Question

Find the differential equation by eliminating arbitrary constants from the relation \( y = Ae^{3x} + Be^{-3x} \).

Hint:

The order of the resulting differential equation is equal to the number of independent arbitrary constants in the original relation.

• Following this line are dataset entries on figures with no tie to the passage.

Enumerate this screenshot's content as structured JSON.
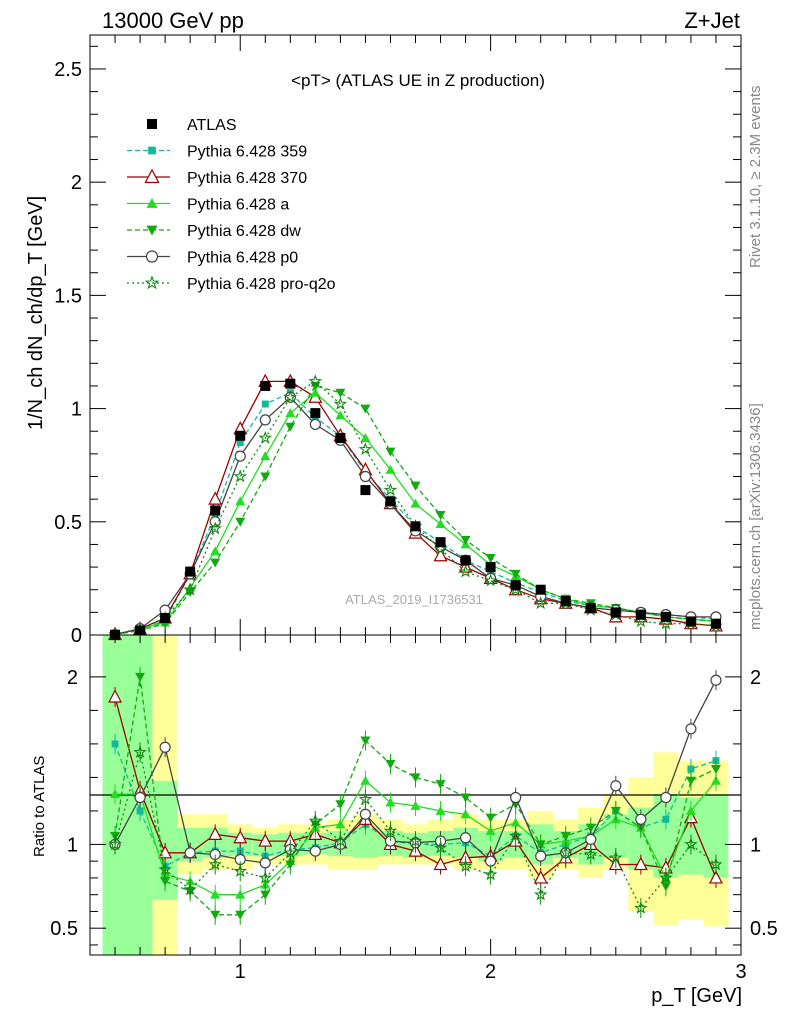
{
  "header": {
    "left": "13000 GeV pp",
    "right": "Z+Jet"
  },
  "side": {
    "rivet": "Rivet 3.1.10, ≥ 2.3M events",
    "mcplots": "mcplots.cern.ch [arXiv:1306.3436]"
  },
  "chart_data": {
    "type": "line",
    "title": "<pT> (ATLAS UE in Z production)",
    "analysis_label": "ATLAS_2019_I1736531",
    "xlabel": "p_T [GeV]",
    "ylabel": "1/N_ch dN_ch/dp_T [GeV]",
    "ratio_ylabel": "Ratio to ATLAS",
    "xlim": [
      0.4,
      3.0
    ],
    "ylim": [
      0,
      2.65
    ],
    "ratio_ylim": [
      0.34,
      2.25
    ],
    "xticks": [
      "1",
      "2",
      "3"
    ],
    "yticks": [
      "0",
      "0.5",
      "1",
      "1.5",
      "2",
      "2.5"
    ],
    "ratio_yticks": [
      "0.5",
      "1",
      "2"
    ],
    "x": [
      0.5,
      0.6,
      0.7,
      0.8,
      0.9,
      1.0,
      1.1,
      1.2,
      1.3,
      1.4,
      1.5,
      1.6,
      1.7,
      1.8,
      1.9,
      2.0,
      2.1,
      2.2,
      2.3,
      2.4,
      2.5,
      2.6,
      2.7,
      2.8,
      2.9
    ],
    "data": {
      "name": "ATLAS",
      "values": [
        0.001,
        0.02,
        0.075,
        0.28,
        0.55,
        0.88,
        1.1,
        1.11,
        0.98,
        0.87,
        0.64,
        0.59,
        0.48,
        0.41,
        0.33,
        0.3,
        0.22,
        0.2,
        0.15,
        0.12,
        0.1,
        0.09,
        0.08,
        0.06,
        0.05
      ]
    },
    "series": [
      {
        "name": "Pythia 6.428 359",
        "color": "#11bb99",
        "marker": "square",
        "dash": "5,3",
        "values": [
          0.003,
          0.024,
          0.065,
          0.27,
          0.53,
          0.85,
          1.02,
          1.07,
          0.96,
          0.88,
          0.72,
          0.6,
          0.48,
          0.41,
          0.33,
          0.28,
          0.23,
          0.19,
          0.15,
          0.13,
          0.12,
          0.1,
          0.09,
          0.08,
          0.07
        ],
        "ratio": [
          1.6,
          1.2,
          0.87,
          0.95,
          0.96,
          0.96,
          0.93,
          0.97,
          0.98,
          1.01,
          1.12,
          1.02,
          1.0,
          1.0,
          1.01,
          0.93,
          1.05,
          0.95,
          1.0,
          1.05,
          1.2,
          1.1,
          1.15,
          1.45,
          1.5
        ]
      },
      {
        "name": "Pythia 6.428 370",
        "color": "#990000",
        "marker": "triangle-open",
        "dash": "",
        "values": [
          0.002,
          0.027,
          0.075,
          0.27,
          0.6,
          0.91,
          1.12,
          1.12,
          1.05,
          0.88,
          0.73,
          0.58,
          0.45,
          0.35,
          0.3,
          0.25,
          0.2,
          0.16,
          0.14,
          0.12,
          0.08,
          0.08,
          0.07,
          0.05,
          0.04
        ],
        "ratio": [
          1.88,
          1.32,
          0.95,
          0.95,
          1.06,
          1.04,
          1.02,
          1.02,
          1.06,
          1.01,
          1.15,
          1.0,
          0.96,
          0.88,
          0.92,
          0.93,
          1.02,
          0.8,
          0.92,
          1.0,
          0.88,
          0.88,
          0.86,
          1.16,
          0.8
        ]
      },
      {
        "name": "Pythia 6.428 a",
        "color": "#22dd22",
        "marker": "triangle-filled",
        "dash": "",
        "values": [
          0.003,
          0.028,
          0.055,
          0.21,
          0.37,
          0.59,
          0.79,
          0.98,
          1.07,
          0.97,
          0.87,
          0.73,
          0.58,
          0.49,
          0.4,
          0.31,
          0.26,
          0.2,
          0.16,
          0.13,
          0.12,
          0.1,
          0.08,
          0.07,
          0.06
        ],
        "ratio": [
          1.3,
          1.3,
          0.82,
          0.78,
          0.7,
          0.7,
          0.76,
          0.9,
          1.1,
          1.12,
          1.38,
          1.25,
          1.23,
          1.2,
          1.18,
          1.08,
          1.13,
          1.0,
          1.02,
          1.05,
          1.15,
          1.1,
          0.8,
          1.2,
          1.38
        ]
      },
      {
        "name": "Pythia 6.428 dw",
        "color": "#11aa11",
        "marker": "triangle-down",
        "dash": "5,3",
        "values": [
          0.002,
          0.02,
          0.05,
          0.19,
          0.32,
          0.5,
          0.7,
          0.92,
          1.1,
          1.07,
          1.0,
          0.81,
          0.66,
          0.53,
          0.42,
          0.34,
          0.27,
          0.2,
          0.16,
          0.14,
          0.12,
          0.1,
          0.08,
          0.07,
          0.06
        ],
        "ratio": [
          1.05,
          2.0,
          0.78,
          0.72,
          0.58,
          0.58,
          0.7,
          0.88,
          1.12,
          1.24,
          1.62,
          1.48,
          1.4,
          1.36,
          1.28,
          1.16,
          1.24,
          1.0,
          1.05,
          1.1,
          1.2,
          1.1,
          0.75,
          1.38,
          1.45
        ]
      },
      {
        "name": "Pythia 6.428 p0",
        "color": "#444444",
        "marker": "circle-open",
        "dash": "",
        "values": [
          0.002,
          0.028,
          0.11,
          0.27,
          0.5,
          0.79,
          0.95,
          1.05,
          0.93,
          0.86,
          0.7,
          0.58,
          0.46,
          0.39,
          0.33,
          0.25,
          0.22,
          0.17,
          0.14,
          0.12,
          0.11,
          0.1,
          0.09,
          0.08,
          0.08
        ],
        "ratio": [
          1.0,
          1.28,
          1.58,
          0.95,
          0.94,
          0.91,
          0.89,
          0.97,
          0.96,
          1.0,
          1.18,
          1.02,
          1.01,
          1.02,
          1.04,
          0.9,
          1.28,
          0.93,
          0.95,
          1.03,
          1.35,
          1.15,
          1.28,
          1.69,
          1.98
        ]
      },
      {
        "name": "Pythia 6.428 pro-q2o",
        "color": "#118811",
        "marker": "star",
        "dash": "2,3",
        "values": [
          0.002,
          0.025,
          0.075,
          0.2,
          0.47,
          0.7,
          0.87,
          1.05,
          1.12,
          1.02,
          0.82,
          0.64,
          0.48,
          0.38,
          0.28,
          0.24,
          0.2,
          0.14,
          0.14,
          0.11,
          0.09,
          0.06,
          0.05,
          0.05,
          0.04
        ],
        "ratio": [
          1.0,
          1.55,
          0.85,
          0.73,
          0.88,
          0.84,
          0.8,
          0.95,
          1.14,
          1.02,
          1.27,
          1.08,
          1.02,
          0.98,
          0.87,
          0.82,
          1.05,
          0.7,
          0.95,
          0.94,
          0.92,
          0.62,
          0.8,
          1.0,
          0.88
        ]
      }
    ],
    "bands": {
      "yellow_lo": [
        0.34,
        0.34,
        0.34,
        0.82,
        0.85,
        0.85,
        0.88,
        0.88,
        0.88,
        0.85,
        0.85,
        0.88,
        0.88,
        0.88,
        0.85,
        0.85,
        0.85,
        0.8,
        0.85,
        0.8,
        0.85,
        0.6,
        0.52,
        0.55,
        0.51
      ],
      "yellow_hi": [
        2.25,
        2.25,
        2.25,
        1.18,
        1.18,
        1.12,
        1.1,
        1.12,
        1.12,
        1.15,
        1.18,
        1.15,
        1.12,
        1.15,
        1.18,
        1.15,
        1.15,
        1.2,
        1.15,
        1.22,
        1.3,
        1.4,
        1.55,
        1.5,
        1.5
      ],
      "green_lo": [
        0.34,
        0.34,
        0.67,
        0.9,
        0.92,
        0.93,
        0.93,
        0.93,
        0.94,
        0.93,
        0.92,
        0.93,
        0.92,
        0.93,
        0.92,
        0.9,
        0.92,
        0.88,
        0.92,
        0.88,
        0.92,
        0.85,
        0.8,
        0.82,
        0.8
      ],
      "green_hi": [
        2.25,
        2.25,
        1.38,
        1.1,
        1.1,
        1.07,
        1.06,
        1.07,
        1.07,
        1.08,
        1.1,
        1.08,
        1.07,
        1.08,
        1.1,
        1.08,
        1.08,
        1.12,
        1.08,
        1.12,
        1.18,
        1.22,
        1.3,
        1.28,
        1.3
      ]
    }
  }
}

Differentiate that many times and then use algebra to eliminate the constants.

Answer 1

Since there are two arbitrary constants (\(A\) and \(B\)), we need to differentiate the relation twice.
Step 1: Differentiate with respect to \(x\). \[ \frac{dy}{dx} = 3Ae^{3x} - 3Be^{-3x} \quad \cdots (1) \] Step 2: Differentiate again with respect to \(x\). \[ \frac{d^2y}{dx^2} = 9Ae^{3x} + 9Be^{-3x} \quad \cdots (2) \] Step 3: Eliminate the constants.
Factor out 9 from the right side of equation (2): \[ \frac{d^2y}{dx^2} = 9(Ae^{3x} + Be^{-3x}) \] Notice that the expression in the parentheses is the original expression for \(y\). \[ \frac{d^2y}{dx^2} = 9y \] The required differential equation is \( \frac{d^2y}{dx^2} - 9y = 0 \).